Conservatism, as we understand it these days, is basically a product of the French Revolution (basically Edmund Burke's response to the Revolution is sort of considered the Ur-document of conservatism).

People (particularly self-identified conservatives) like to describe/define conservatism as:

A rejection of the optimistic view that human beings can be morally improved through political and social change;

Given that, the role of political/cultural organizations is to curb the base impulses/acts/nature of humanity--to provide discipline;

Given the distrust of human nature--and the concurrent distrust of government and large organizations (as they can be co-opted and used to satiate base human nature), there is a preference for traditional, organic, time-tested structures. Better the evil that you know than a new evil.

The central objective then is not really the improvement of society, but the maintenance of order and discipline in society, preferably with as little change as possible or very gradual change (if there must be change).

It is not a particularly attractive structure (at least to me, even though I agree with the parts about human nature). It IS a set of ideas that meshes well with the natural inclinations and beliefs of a great many people... IOW, it is a "common sense" ideology/philosophy (and not a particularly deep one).

Of course, the problem with the whole thing is that it strives for stasis--the maintenance of the existing status quo. While it is capable of recognizing existing evils, it is not concerned with (and perhaps actually afraid of) trying to remediate them--as that will have (to the conservative) potentially existential results.

This is closely tied in to the concern over status (status on a number of levels, political, economic, cultural).
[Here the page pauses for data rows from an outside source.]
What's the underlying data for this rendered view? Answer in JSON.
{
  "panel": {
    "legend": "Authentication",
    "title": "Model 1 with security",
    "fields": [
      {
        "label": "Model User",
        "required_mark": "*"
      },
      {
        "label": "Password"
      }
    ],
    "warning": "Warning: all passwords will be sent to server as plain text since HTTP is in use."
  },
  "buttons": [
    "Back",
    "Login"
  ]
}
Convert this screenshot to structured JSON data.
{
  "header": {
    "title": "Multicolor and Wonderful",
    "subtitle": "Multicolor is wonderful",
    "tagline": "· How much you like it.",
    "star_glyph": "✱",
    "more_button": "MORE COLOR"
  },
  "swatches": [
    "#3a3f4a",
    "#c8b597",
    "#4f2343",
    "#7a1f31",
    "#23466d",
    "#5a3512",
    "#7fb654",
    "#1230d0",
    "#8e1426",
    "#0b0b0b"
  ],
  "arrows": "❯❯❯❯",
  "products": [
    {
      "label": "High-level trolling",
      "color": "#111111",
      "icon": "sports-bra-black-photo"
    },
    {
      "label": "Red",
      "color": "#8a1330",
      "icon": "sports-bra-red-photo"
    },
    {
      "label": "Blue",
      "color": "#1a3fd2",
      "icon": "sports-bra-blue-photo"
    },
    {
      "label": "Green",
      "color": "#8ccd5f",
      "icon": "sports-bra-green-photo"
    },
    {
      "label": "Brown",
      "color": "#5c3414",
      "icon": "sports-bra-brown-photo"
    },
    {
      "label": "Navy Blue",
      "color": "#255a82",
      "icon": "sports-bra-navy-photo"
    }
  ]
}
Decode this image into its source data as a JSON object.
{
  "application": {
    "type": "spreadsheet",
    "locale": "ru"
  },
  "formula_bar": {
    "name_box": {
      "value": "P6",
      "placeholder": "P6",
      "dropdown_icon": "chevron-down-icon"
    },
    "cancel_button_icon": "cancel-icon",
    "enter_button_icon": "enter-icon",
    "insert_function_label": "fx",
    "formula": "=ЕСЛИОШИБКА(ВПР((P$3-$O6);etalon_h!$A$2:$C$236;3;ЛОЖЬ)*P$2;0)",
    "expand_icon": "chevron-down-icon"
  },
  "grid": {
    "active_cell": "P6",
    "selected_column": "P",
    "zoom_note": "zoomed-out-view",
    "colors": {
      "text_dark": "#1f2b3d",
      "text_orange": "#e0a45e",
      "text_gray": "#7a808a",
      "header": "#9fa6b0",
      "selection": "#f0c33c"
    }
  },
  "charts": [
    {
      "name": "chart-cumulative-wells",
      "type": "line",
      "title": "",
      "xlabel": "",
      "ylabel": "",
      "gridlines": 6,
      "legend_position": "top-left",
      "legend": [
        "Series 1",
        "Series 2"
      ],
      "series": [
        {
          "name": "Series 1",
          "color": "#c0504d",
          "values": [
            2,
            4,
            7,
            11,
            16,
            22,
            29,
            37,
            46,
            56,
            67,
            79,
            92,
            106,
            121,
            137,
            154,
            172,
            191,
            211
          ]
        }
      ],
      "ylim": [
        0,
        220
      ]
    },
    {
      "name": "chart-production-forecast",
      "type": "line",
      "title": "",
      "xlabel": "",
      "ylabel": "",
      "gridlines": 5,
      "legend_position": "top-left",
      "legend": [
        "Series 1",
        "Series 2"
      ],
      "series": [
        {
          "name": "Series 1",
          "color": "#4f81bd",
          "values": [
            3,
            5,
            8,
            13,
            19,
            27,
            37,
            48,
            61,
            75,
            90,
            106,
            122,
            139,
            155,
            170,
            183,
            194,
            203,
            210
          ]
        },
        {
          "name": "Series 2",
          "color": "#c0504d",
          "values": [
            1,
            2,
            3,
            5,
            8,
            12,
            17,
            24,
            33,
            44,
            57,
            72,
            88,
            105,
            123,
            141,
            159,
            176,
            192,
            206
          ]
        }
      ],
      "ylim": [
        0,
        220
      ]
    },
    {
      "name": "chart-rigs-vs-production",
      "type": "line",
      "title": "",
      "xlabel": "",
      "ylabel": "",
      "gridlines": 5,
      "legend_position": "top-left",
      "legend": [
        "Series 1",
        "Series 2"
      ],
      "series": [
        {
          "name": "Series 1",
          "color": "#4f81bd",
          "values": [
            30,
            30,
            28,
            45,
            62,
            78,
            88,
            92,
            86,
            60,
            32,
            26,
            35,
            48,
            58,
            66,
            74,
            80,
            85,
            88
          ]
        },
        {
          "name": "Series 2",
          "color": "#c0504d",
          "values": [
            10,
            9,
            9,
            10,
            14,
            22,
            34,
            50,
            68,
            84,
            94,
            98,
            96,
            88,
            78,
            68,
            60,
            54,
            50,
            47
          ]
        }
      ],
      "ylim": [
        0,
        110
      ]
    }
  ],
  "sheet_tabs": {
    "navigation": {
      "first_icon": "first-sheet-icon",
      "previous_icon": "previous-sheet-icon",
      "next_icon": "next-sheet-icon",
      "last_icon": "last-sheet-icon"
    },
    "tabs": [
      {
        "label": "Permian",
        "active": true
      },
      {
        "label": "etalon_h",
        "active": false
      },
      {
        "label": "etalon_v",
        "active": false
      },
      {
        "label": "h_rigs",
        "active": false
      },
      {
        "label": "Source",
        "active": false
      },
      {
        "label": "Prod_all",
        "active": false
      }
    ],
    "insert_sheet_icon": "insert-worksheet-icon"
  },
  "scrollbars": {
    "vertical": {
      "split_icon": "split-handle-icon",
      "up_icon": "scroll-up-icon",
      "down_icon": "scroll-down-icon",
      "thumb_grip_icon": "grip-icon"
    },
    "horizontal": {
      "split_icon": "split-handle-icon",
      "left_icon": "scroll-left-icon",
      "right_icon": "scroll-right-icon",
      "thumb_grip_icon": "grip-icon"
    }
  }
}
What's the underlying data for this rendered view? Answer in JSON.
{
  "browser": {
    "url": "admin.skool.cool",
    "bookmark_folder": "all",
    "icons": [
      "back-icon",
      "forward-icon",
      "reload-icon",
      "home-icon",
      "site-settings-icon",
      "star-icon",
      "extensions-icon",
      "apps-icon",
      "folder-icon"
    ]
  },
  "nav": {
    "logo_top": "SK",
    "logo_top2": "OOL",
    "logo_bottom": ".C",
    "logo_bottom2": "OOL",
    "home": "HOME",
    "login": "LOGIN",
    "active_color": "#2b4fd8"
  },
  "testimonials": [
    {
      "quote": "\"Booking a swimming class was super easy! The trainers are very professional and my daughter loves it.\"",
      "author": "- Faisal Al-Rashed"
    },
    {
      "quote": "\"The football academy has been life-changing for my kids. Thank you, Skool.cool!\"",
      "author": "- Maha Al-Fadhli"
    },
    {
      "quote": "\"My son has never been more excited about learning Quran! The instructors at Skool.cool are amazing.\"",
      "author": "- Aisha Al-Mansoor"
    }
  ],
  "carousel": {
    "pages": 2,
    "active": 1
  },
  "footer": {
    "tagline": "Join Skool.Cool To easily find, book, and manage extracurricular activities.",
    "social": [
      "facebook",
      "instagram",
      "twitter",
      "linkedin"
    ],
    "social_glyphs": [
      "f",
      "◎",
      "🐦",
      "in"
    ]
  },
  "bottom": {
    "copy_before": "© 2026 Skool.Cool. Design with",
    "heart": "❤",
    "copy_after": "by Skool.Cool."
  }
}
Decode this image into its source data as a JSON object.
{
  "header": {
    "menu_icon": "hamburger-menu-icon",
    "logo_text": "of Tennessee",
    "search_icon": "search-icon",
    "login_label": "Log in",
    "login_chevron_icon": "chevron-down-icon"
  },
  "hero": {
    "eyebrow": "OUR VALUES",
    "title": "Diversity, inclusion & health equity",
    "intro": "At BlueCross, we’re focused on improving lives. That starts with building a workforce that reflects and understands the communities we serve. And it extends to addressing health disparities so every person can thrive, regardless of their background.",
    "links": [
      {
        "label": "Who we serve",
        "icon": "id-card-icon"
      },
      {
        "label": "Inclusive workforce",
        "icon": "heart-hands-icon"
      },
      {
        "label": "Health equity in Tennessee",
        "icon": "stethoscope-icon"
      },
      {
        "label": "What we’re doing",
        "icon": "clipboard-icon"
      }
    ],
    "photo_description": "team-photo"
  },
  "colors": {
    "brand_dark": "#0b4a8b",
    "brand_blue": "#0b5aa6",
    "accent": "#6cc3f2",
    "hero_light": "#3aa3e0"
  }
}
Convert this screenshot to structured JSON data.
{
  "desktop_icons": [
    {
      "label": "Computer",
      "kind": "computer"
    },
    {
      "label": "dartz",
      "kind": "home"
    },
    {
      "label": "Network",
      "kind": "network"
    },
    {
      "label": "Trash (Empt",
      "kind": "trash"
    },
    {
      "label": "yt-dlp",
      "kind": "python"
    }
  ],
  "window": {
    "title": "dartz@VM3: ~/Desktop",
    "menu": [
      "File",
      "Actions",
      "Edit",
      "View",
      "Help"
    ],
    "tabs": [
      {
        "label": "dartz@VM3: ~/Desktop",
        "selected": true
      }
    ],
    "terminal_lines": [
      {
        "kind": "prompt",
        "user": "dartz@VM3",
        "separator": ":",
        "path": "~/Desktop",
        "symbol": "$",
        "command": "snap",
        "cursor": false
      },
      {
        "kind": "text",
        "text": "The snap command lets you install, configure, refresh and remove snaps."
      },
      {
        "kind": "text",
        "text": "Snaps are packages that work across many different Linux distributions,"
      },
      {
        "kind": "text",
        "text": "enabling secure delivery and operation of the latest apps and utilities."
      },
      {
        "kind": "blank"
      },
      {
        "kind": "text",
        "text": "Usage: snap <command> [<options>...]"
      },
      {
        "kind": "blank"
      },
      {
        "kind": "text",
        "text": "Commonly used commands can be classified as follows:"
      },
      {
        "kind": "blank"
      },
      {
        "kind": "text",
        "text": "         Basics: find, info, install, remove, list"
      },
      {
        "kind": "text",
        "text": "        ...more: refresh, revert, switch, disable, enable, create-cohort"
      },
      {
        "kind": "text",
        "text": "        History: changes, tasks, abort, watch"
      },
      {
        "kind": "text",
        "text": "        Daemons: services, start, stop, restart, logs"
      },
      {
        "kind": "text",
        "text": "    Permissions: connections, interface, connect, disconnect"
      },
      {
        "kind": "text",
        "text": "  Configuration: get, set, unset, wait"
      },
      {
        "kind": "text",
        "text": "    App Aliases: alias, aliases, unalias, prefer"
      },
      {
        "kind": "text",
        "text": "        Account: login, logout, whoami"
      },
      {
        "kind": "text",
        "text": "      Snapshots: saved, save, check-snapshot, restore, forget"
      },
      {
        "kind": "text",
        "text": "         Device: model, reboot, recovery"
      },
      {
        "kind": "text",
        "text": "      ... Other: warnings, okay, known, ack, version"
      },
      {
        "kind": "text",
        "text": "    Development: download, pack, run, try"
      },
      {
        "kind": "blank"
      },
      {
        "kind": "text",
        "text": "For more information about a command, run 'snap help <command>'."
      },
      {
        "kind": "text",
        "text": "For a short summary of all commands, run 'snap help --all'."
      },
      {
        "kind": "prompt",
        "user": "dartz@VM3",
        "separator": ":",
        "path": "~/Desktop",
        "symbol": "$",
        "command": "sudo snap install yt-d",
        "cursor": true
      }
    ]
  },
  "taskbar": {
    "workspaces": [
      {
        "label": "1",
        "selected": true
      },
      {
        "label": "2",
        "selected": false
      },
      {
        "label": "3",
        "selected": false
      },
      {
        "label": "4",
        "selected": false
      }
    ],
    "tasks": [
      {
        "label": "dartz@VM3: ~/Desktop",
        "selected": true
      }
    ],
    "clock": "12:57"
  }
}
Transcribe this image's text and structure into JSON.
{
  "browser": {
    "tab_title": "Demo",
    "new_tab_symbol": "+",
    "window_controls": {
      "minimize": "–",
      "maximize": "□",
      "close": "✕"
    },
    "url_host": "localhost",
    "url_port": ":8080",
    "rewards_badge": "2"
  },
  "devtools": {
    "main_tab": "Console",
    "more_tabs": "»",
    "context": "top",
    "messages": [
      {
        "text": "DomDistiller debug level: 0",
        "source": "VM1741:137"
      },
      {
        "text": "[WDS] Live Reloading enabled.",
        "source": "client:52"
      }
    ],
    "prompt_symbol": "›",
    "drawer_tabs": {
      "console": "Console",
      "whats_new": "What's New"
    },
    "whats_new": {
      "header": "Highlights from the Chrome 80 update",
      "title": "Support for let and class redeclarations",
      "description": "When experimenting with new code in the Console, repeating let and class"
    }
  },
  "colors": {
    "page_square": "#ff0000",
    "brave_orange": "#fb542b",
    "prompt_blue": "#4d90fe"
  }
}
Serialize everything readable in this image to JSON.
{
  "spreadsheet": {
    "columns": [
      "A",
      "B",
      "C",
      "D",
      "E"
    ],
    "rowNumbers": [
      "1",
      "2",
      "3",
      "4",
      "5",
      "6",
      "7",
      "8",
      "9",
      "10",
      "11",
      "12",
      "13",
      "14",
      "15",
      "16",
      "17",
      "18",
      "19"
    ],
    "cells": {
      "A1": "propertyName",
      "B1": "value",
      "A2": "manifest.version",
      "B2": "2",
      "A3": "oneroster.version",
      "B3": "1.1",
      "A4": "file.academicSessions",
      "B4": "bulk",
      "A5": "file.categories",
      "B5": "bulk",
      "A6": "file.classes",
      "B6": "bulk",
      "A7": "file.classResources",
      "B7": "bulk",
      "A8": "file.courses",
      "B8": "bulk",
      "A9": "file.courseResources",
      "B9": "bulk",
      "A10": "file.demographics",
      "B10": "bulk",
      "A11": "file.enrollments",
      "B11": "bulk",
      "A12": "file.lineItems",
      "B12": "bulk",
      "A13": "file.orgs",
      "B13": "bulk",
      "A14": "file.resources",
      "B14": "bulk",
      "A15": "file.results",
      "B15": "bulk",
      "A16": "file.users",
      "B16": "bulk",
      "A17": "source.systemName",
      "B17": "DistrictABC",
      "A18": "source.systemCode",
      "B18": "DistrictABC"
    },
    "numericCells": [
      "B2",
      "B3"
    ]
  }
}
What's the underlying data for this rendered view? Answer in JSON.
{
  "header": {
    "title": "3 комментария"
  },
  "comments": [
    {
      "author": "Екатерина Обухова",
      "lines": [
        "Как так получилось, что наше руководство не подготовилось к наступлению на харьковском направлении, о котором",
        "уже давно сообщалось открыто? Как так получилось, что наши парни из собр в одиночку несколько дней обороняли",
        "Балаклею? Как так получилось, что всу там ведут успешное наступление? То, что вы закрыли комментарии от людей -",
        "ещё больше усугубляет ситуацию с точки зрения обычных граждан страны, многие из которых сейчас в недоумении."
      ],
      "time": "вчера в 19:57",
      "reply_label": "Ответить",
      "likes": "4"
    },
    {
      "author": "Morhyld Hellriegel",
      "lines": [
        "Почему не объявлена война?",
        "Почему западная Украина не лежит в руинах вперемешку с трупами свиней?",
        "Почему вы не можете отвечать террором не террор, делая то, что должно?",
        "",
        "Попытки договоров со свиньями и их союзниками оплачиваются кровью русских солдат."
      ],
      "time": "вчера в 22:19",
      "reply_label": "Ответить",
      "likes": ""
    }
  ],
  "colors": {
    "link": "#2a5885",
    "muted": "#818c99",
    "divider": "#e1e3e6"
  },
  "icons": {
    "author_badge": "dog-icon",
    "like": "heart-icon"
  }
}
This is invariably (these days) NOT explicit--especially as this runs counter to concepts/beliefs in meritocracy and larger social justice that exist.

The maintenance of the status quo is necessarily the maintenance of existing power, economic. cultural, and justice relationships.

This is why conservatism invariably breaks down into various forms and degrees of racism, sexism, and cultural superiority structures. Why you get the KKK, Birch Society, Proud Boys, etc.

And loss of status is, in effect, existential as status and status structures are components of identity. It is an assault on the very self.

In addition, when frustrated (IOW, when substantive change occurs) conservatism quickly shifts to reaction. As the old order has been damaged or destroyed (or is being destroyed), it is necessary to force a return. If the frustration continues, reaction becomes violent.

We are seeing this now.

The authoritarian and the oppressive is built in to conservatism. They are key components. They are necessary to the maintenance of order. This is why conservatives see themselves as more concerned with and more "correct" as labeling themselves as the party of law and order because they are talking about a very particular law and particular order. Non-traditional law and order don't count as that is actually an assault, in and of itself, on "real" law and "real" order.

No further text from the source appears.